24La conduite de cet entretien collectif mobilisant des images a favorisé la réflexivité professionnelle d’une manière que les méthodologies précédemment utilisées avec cette équipe n’ont pas pu permettre. La scène ainsi constituée a laissé aux enquêtées la possibilité de participer au processus de recherche (Bigando, 2013) mais également à l’analyse fine des situations de travail du quotidien et à l’émergence de controverses (Lemieux, 2007) afin d’en débattre collectivement lors de l’entretien. Pour Jean-Louis Fabiani « il s’agit toujours de créer les conditions permettant de prendre à témoin, voire de constituer en ressource le public d’un débat » (Fabiani, 2007, 50). La production et l’analyse d’images du quotidien au travail permettent de lutter contre ce que Cyril Lemieux nomme les automatismes en situation professionnelle23, c’est-à-dire les situations où l’expérience professionnelle, les savoirs techniques, les normes, les procédures et les routines peuvent provoquer des accompagnements inadéquats si ces situations ne sont plus discutées collectivement.
*
25L’objet de cet article était de revenir sur l’apport de l’image dans l’analyse que des professionnelles de l’accompagnement de mineurs suivis par la justice pouvaient avoir de leurs pratiques. J’ai essayé de montrer que les photographies du quotidien de l’activité, prises par un photographe professionnel, apportaient une dimension heuristique dans la compréhension d’une activité professionnelle. J’ai également insisté sur la place du photographe sur l’ensemble de la démarche. Au-delà des images qu’il a pu réaliser afin de produire 86 clichés, sa présence pendant l’entretien collectif a permis de rendre visible le discours sur les photographies traduisant certaines expressions professionnelles en images comme cette invitation que David Desaleux expose à l’équipe : « Alors moi je voulais juste revenir sur une phrase que j’ai beaucoup aimée qui pourrait peut-être résumer votre travail, c’est “faire adhérer à la contrainte” ”adhérer et contrainte”. Si j’avais à faire une image où quelques images ça serait peut-être à partir de cette phrase que je partirai comment faire ça en photo, ça reste une bonne question dans le travail que l’on fait ensemble. »

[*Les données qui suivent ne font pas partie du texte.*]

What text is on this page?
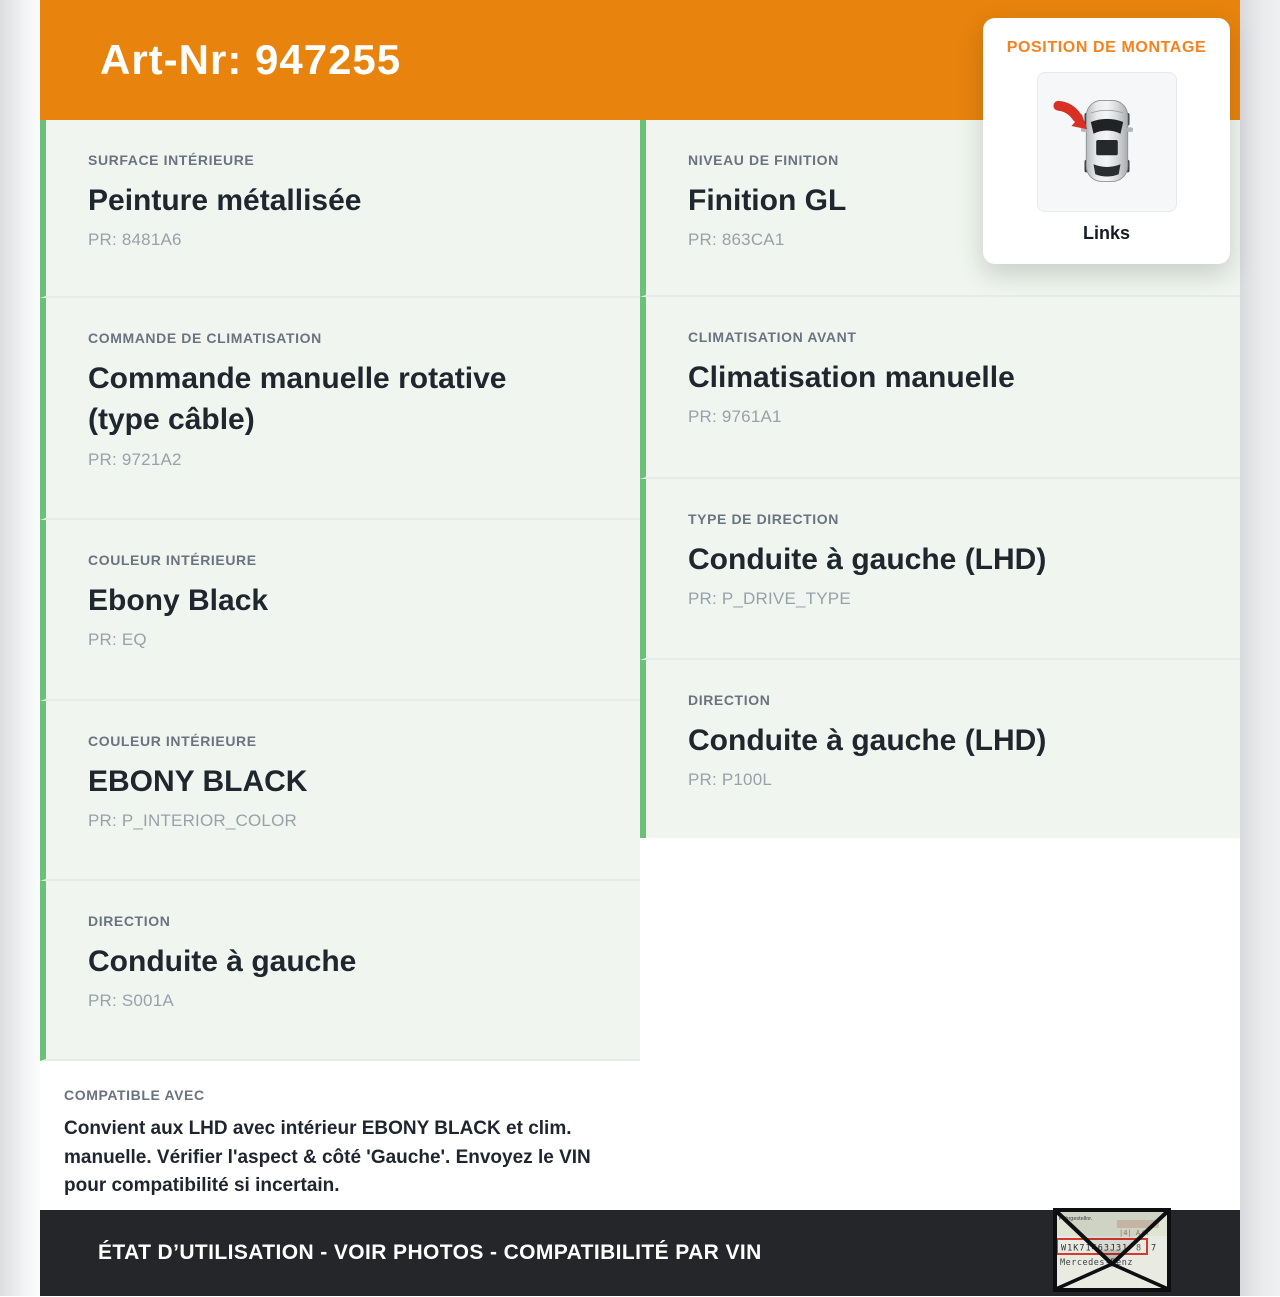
Art-Nr: 947255
SURFACE INTÉRIEURE
Peinture métallisée
PR: 8481A6
COMMANDE DE CLIMATISATION
Commande manuelle rotative (type câble)
PR: 9721A2
COULEUR INTÉRIEURE
Ebony Black
PR: EQ
COULEUR INTÉRIEURE
EBONY BLACK
PR: P_INTERIOR_COLOR
DIRECTION
Conduite à gauche
PR: S001A
COMPATIBLE AVEC
Convient aux LHD avec intérieur EBONY BLACK et clim. manuelle. Vérifier l'aspect & côté 'Gauche'. Envoyez le VIN pour compatibilité si incertain.
NIVEAU DE FINITION
Finition GL
PR: 863CA1
CLIMATISATION AVANT
Climatisation manuelle
PR: 9761A1
TYPE DE DIRECTION
Conduite à gauche (LHD)
PR: P_DRIVE_TYPE
DIRECTION
Conduite à gauche (LHD)
PR: P100L
ÉTAT D’UTILISATION - VOIR PHOTOS - COMPATIBILITÉ PAR VIN
POSITION DE MONTAGE
Links
Fahrgestellnr.
|4| A/A
W1K71463J31 8 7
Mercedes-Benz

26En s’intéressant au vêtement, les analyses des situations de travail par l’équipe d’éducatrices ont montré que l’image peut ainsi avoir une fonction révélatrice de preuve de l’existant (Trépos, 2015) comme dans la situation de l’accueil du secrétariat favorisant le débat entre les professionnelles. Étudiant comment les pratiques d’écriture s’opèrent dans le travail scientifique, Bruno Latour développe l’idée que ces inscriptions participent d’abord à convaincre. « Les inscriptions par elles-mêmes ne suffisent pas à expliquer le développement cognitif des sciences et des techniques ; elles le peuvent seulement lorsqu’elles améliorent d’une façon ou d’une autre la position du locuteur dans ses efforts pour convaincre » (Latour, 1987, 84). Les photographies ont permis aux éducatrices de se voir en train de travailler et les caractéristiques de l’entretien collectif ont fourni un très bon outil pour faire émerger des échanges sur le métier et sur les activités nécessaires aux accompagnements éducatifs. Lorsqu’Everett C. Hugues analysait le travail des infirmières (Hugues & Chapoulie, 1996), il soulignait l’importance de reconnaître le travail des autres acteurs impliqués dans la réalisation des tâches qu’elles doivent accomplir. Cet article a tenté de montrer l’intérêt de la photographie pour donner la possibilité à un collectif de travail de matérialiser certaines postures professionnelles afin de favoriser l’émergence de controverses professionnelles et ainsi participer à entretenir un rapport réflexif aux activités de travail.